Senate nears filibuster clash over voting rights as Democrats brace for failure

WASHINGTON — Senate Democratic leaders are determined to force a showdown over voting rights on the floor, even if it ends in failure for the cause.

The debate kicked off Tuesday, with Democrats using a loophole in the 60-vote rule to begin considering the Freedom to Vote Act and the John Lewis Voting Rights Advancement Act. But there is no such loophole to end debate and proceed to a final vote unless Democrats change the rules.

Republicans are determined to filibuster the bill, and Democrats lack the 50 votes needed to create a exception to the filibuster, with Democratic Sens. Kyrsten Sinema of Arizona and Joe Manchin of West Virginia firmly opposed to weakening the 60-vote threshold, even though they say they support the two bills.

With those two senators appearing immovable, and with Republicans overwhelmingly opposed to the two bills, the measures are likely to fail. The Senate showdown is less a legislative strategy to pass the bills and more a political strategy to show voters that they fought for voting rights.

Senate Majority Leader Chuck Schumer, D-N.Y., blasted Republicans on the floor ahead of debate. "We brought common-sense proposals four times on the floor of the Senate, and only once did one senator, Lisa Murkowski, to her credit, agree to even begin debate on voting rights. On all three other votes, not a single Republican joined us."

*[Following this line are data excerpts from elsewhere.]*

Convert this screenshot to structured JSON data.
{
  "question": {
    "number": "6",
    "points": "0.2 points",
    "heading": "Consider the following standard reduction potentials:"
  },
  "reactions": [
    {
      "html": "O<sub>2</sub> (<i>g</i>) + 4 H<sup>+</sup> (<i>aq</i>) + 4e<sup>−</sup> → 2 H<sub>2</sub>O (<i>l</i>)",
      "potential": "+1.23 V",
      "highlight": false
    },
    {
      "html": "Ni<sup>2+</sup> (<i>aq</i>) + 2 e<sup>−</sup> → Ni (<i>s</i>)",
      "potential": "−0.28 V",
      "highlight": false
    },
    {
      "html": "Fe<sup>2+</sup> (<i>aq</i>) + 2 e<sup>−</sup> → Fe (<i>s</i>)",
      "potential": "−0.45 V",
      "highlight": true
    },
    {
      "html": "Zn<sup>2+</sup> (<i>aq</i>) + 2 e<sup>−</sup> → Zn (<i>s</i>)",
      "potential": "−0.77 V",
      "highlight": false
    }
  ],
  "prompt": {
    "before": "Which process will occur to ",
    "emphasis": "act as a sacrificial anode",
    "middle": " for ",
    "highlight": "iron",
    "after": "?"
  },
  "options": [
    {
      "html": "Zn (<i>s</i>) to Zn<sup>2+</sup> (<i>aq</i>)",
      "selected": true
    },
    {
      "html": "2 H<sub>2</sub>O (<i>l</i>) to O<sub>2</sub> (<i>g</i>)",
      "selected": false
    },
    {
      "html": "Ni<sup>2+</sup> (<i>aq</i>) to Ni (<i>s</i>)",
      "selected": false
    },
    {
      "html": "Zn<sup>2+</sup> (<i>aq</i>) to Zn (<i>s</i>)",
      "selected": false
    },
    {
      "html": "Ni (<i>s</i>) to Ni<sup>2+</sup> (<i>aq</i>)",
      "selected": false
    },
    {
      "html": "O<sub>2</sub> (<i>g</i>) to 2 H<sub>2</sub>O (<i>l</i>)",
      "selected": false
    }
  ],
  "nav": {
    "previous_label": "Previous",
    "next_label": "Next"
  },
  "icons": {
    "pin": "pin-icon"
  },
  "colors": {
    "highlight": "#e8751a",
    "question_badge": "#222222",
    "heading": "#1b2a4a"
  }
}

"If Republicans choose to continue their filibuster of voting rights legislation, we must consider and vote on the rule changes that are appropriate and necessary to restore the Senate and make voting legislation possible," Schumer continued.

Senate Democrats also plan to hold an in-person caucus meeting at 5 p.m. ET to discuss the path forward.

On Tuesday, NAACP President Derrick Johnson addressed a letter to all U.S. senators arguing that American democracy "may be standing in its final hour." To Democrats, he said it is "morally inconsistent to praise voting rights legislation while allowing a procedural rule to tank it." And to Republicans, he noted the party's past support for reauthorizing the Voting Rights Act.

The debate on the measures is expected to stretch into at least Wednesday; once it ends, the Senate will vote on a motion to end debate and move to a final vote on the bills. That motion is not expected to gain the 60 votes needed for approval in the face of a GOP filibuster.

Two days after former President Donald Trump spread conspiracy theories about the 2020 election at a rally in Arizona, Democrats and civil rights allies continued their push on Monday, Martin Luther King Jr. Day.

"This is about suppressing the vote. It's about nullifying the elections," House Speaker Nancy Pelosi, D-Calif., said near the Capitol, standing beside Martin Luther King III. "It's just the filibuster in the way. So in a way, if you really truly want to honor Dr. King, don't dishonor him by using a congressional custom as an excuse for [not] protecting our democracy."

House Majority Whip Jim Clyburn, D-S.C., said Monday that the Senate should create an exemption to the 60-vote rule, as it has done for legislation to change tax and spending laws.

"Nobody is asking you to give up the filibuster. And I wish they would stop saying that," he said on MSNBC. "We're asking you to do for voting rights and constitutional rights the same thing that you've done for the budget."

President Joe Biden and Vice President Kamala Harris gave MLK Day remarks touting the two voting bills; Biden portrayed the struggle as a historic fight to save U.S. democracy.

Biden and other Democrats have begun to prepare voters for failure, arguing that the original civil rights and voting rights bills, which became law more than a half-century ago, took time to pass.

"On this federal holiday that honors him, it's not just enough to praise him. We must commit to his unfinished work to deliver jobs and justice, to protect the sacred right to vote," Biden said in recorded remarks to the annual breakfast honoring King organized by the National Action Network, the civil rights organization founded by the Rev. Al Sharpton, the host of MSNBC's "PoliticsNation."

Harris sought to highlight the fact that along with Sinema and Manchin, all 50 Republicans are standing in the way.

"I'm not going to absolve — nor should any of us absolve — any member of the United States Senate from taking on the responsibility to follow through on the oath that they all took to support and defend the Constitution of the United States," she said.

Rep. Ro Khanna, D-Calif., said on MSNBC: "If it doesn't succeed, then we will go on. But I'll tell you this, our odds are better than the odds that John Lewis or Dr. King faced when they were fighting for change. What President Biden is doing is ultimately trying to defeat Trumpism, not just dealing with the symptom of Trump, but the underlying economic conditions that may have given rise to Trump."